Das Kraftwerk in Sils ist ein echtes Energie-Schwergewicht und gehört zu den produktionsstärksten Wasserkraftwerken der Schweiz. Die Zentrale wurde bereits 1910 durch die Stadt Zürich in Betrieb genommen, um den hohen Energiebedarf der Stadt zu decken. Später kamen die Anlagen der Kraftwerke Hinterrhein (KHR) hinzu. Beeindruckend ist der massive Industriebau, der einen spannenden Kontrast zu den mittelalterlichen Burgen der Umgebung bildet.
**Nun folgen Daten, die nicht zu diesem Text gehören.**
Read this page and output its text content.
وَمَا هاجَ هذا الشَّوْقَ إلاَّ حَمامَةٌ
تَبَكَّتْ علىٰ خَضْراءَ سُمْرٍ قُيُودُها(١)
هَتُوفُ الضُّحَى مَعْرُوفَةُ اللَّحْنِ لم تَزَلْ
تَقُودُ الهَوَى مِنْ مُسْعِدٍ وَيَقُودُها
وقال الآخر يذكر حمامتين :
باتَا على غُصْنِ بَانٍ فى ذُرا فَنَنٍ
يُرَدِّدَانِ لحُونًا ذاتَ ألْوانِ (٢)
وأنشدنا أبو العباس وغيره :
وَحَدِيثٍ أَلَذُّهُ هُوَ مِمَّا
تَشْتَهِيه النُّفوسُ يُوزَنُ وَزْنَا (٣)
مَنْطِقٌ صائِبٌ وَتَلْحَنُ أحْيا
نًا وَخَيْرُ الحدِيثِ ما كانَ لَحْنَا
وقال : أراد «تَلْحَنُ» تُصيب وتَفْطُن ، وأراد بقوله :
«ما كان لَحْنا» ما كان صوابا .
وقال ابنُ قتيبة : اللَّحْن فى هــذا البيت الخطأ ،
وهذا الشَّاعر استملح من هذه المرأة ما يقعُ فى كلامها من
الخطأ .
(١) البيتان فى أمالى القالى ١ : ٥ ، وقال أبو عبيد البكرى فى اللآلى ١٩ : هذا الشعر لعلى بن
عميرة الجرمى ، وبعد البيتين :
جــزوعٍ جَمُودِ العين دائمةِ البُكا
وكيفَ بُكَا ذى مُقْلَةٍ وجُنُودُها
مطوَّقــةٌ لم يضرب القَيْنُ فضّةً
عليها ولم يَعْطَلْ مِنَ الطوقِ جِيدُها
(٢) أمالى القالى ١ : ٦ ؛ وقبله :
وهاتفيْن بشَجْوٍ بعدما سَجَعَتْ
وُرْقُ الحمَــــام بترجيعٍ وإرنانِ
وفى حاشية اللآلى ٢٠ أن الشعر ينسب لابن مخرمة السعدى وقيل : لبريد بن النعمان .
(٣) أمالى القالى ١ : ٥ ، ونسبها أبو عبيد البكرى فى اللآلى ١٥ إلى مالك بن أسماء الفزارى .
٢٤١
Vom Kraftwerk aus geht es steil nach oben, bis wir auf die nach Parnegl führende Straße treffen und dieser hinunter nach Fürstenaubruck folgen:

Kurz vor Fürstenaubruck:

Fürstenaubruck (früher oft auch „Zollbrugg“ genannt) war jahrhundertelang ein Nadelöhr des europäischen Alpenverkehrs. Hier traf die Route vom Schinpass (Albula/Septimer) auf die Nord-Süd-Achse zum Splügen und San Bernardino. Wer den Rhein überqueren wollte, musste hier vorbei. Erst als im 19. Jahrhundert die moderne „Commercialstrasse“ auf der linken Rheinseite über Thusis ausgebaut wurde, verlor die Brücke bei Fürstenaubruck ihre zentrale Rolle. Heute erinnert der Name des Weilers noch an die einstige Brücke, die für den Handel und das Bistum Chur von unschätzbarem Wert war. Von Fürstenaubruck aus geht es ein kleines Stück dem Rhein entlang, bevor wir diesen wieder überqueren und zu unserem Ausgangspunkt zurückkehren.

Mein Fazit:
Eine geschichtlich extrem dichte Runde! Von der modernen Autobahnraststätte über die rustikale Hängebrücke bis hin zu den jahrhundertealten Mauern von St. Cassian und Schloss Baldenstein erlebt man hier das Domleschg in all seinen Facetten. Der steile Aufstieg beim Kraftwerk bringt den Puls kurz nach oben, wird aber durch die tollen Ausblicke belohnt. Ein Genuss für Kultur- und Technikfans gleichermaßen!

Toureninfos:

  • Start/Ziel: Raststätte Via Mala, Thusis
  • Wegpunkte: Nollakanal, Silserbrüggli, Sils i.D., St. Cassian, Schloss Baldenstein, Kraftwerk Sils, Fürstenaubruck
  • Distanz: Ca. 8 bis 9 km
  • Dauer: Etwa 2,5 Stunden
  • Schwierigkeit: Leicht bis Mittel (ein steilerer Anstieg nach dem Kraftwerk)
  • Besonderes: Historische Kirche St. Cassian, Schloss Baldenstein (Privatbesitz), imposantes Wasserkraftwerk Sils.